The obvious thing to do here would be to conclude it’s not about me, it’s about someone else! But I can’t conclude that because it’s so goddamn vague and it’s purportedly about The Rationalist Community which I am part of.
Let me say this: this norm of taking care of yourself and putting your needs first, and trusting other people to tell you their needs, has been beneficial to me; and a community where this specific norm is not common, is not a community where I am safe.
Maybe some parts of the rationalist community say things like “Don’t bother about other people! If they tell you they’re upset, they don’t matter at all! Lol! Go and dox some more innocents.” If so, then these people need to care more about others, and this is a fair criticism to make. But this article makes a massive blunder when it specifies direction, but not goal (as mentioned in SSC’s Bravery Debates post).
On another tack, I think that I disagree with the article when it says that “Ravenclaw and Slytherin skills come more naturally to many people in the community, and it doesn’t even occur to people that emotional and operational skills are something they should cultivate”.
This is completely contra to my experience with reading Ozy’s blog and in general talking with rationalists. I am well aware that emotional and operational skills are useful. I am still bad at them. I am trying to get better. The rationalist community is absolutely key to my improvement at recognizing and then managing my executive dysfunction, anxiety, and scrupulosity.
This feels like an attack on me for not working hard enough on emotional and operational skills, even though I know it’s not.
Finally, I want to disagree with this article about whether ”the emotional vibe of the community is preventing people from feeling happy and and connected”.
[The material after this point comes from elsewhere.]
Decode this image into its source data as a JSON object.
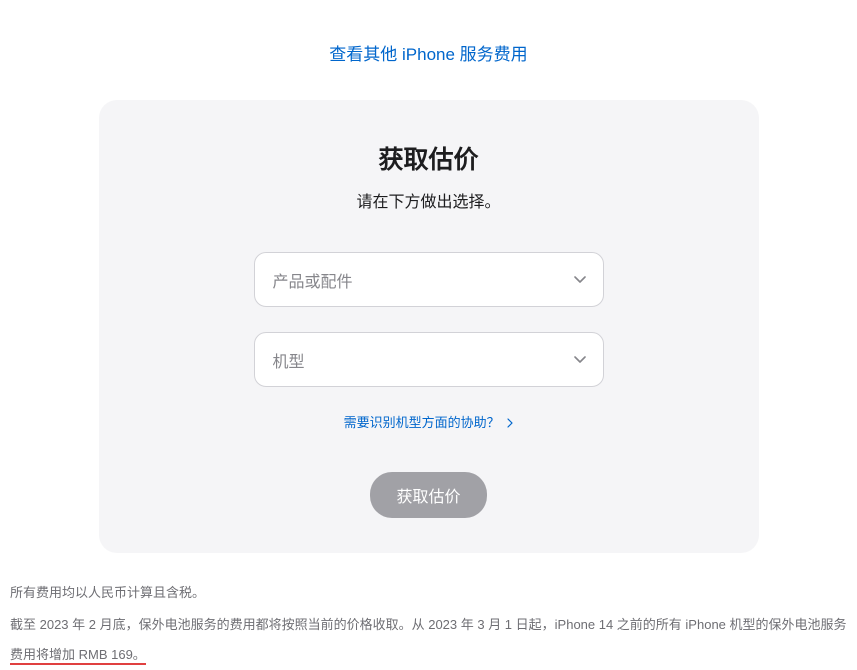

No, no it is not. Did you know that I like this community and I feel happy and connected due to its weird emotionlessness and the way it encourages people to put their own needs first and the difficult jargon. Did you know that it makes me feel threatened when you automatically attribute this Lack of Connectedness to vague Badthings which resemble closely norms which are precious to me.
I don’t want a rationalist community that isn’t mine anymore. I wish that the writer of this article had been much, much more specific, and that they had limited the scope of their project and critique to parts of the rationalist community. I think that this article is inaccurate in characterizing The Rationalist Community as a whole as not cultivating emotional and operational skills and as not connecting people enough, and I feel extremely suspicious of the vagueness of its criticisms.
The concerns that the article brings up might be better dealt with by creating sub-communities or wholly new sections of rationalist community, so that everyone can have access to what they need and prefer.